The good news is that businesses appear to be adjusting to the ‘new normal’ of sustained cyberattacks.  Greater awareness of external threats and risks have also prompted businesses to become more proactive about managing cyber-risks.  In our report we found that companies are tightening up on factors that they can control such as process weaknesses and, while 84 per cent reported being breached in the past 12 months and 90 per cent saw an increase in attack sophistication, 76 per cent of companies said they are more confident that they can repel cyberattacks today than they were a year ago.   For many this is because threat hunting is reaping the rewards as teams identify threats that would previously have gone undetected.  To this point 90 per cent of the companies that we surveyed said threat hunting had strengthened their defences.  Likewise, there is a sustained level of investment with 93 per cent planning to increase their spending on cybersecurity which demonstrates that cybersecurity is maturing, and businesses are beginning to prioritise it effectively.

Who knows how the Iran situation will continue to unfold? The 2020 landscape looks eerie and this situation heightens awareness for all businesses who must be extra vigilant against such threats.  Right now, CEOs should be meeting with their CISOs to understand the vulnerabilities in their systems, asking them “do we have visibility across all of our devices? Are security controls integrated? Do we have a cyber-threat hunting team that is actively conducting hunt exercises in our infrastructure now to root out threats and identify whether malicious actors already have a foothold in our networks?” Because this is not a question of if but when.
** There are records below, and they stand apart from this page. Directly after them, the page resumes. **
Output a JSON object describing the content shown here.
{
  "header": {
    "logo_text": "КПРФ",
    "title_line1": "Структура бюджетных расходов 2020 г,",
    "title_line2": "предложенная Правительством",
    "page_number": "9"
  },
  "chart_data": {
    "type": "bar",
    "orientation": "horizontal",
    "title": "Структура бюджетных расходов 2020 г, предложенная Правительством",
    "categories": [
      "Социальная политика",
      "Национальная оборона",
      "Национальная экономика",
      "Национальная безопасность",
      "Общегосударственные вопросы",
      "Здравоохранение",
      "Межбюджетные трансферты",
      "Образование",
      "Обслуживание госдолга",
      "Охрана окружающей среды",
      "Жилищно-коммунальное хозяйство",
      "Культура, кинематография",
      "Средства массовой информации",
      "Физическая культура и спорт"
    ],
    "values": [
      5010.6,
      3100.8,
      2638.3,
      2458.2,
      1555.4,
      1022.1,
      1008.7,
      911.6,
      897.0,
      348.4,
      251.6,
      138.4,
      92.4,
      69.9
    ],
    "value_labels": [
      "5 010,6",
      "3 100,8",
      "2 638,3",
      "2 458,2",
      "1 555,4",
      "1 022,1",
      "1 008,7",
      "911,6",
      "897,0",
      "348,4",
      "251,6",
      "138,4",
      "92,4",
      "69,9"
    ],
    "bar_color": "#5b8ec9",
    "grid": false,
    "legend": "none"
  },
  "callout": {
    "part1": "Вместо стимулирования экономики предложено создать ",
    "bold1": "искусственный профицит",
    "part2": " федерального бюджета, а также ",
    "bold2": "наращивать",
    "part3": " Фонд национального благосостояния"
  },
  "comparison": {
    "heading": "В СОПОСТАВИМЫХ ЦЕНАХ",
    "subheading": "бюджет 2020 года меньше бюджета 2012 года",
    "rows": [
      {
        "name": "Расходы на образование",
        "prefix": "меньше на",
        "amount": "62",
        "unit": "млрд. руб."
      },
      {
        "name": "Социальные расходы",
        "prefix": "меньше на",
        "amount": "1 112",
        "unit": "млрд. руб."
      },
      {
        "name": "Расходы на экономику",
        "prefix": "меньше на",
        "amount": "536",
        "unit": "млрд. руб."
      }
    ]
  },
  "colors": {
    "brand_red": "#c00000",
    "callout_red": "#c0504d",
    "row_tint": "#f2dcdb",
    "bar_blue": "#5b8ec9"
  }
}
The age of cyber-warfare is upon us and the threat of cybercrime to businesses continues to multiply by the day, which means the imperative to defend is stronger than ever in 2020.

Tom Kellermann, Head Cybersecurity Strategist, VMware Carbon Black

Tom Kellermann is the Head Cybersecurity Strategist for VMware Carbon Black. Tom also serves as the Wilson Centre's Global Fellow for Cybersecurity Policy and sits on the Technology Executive Council for CNBC.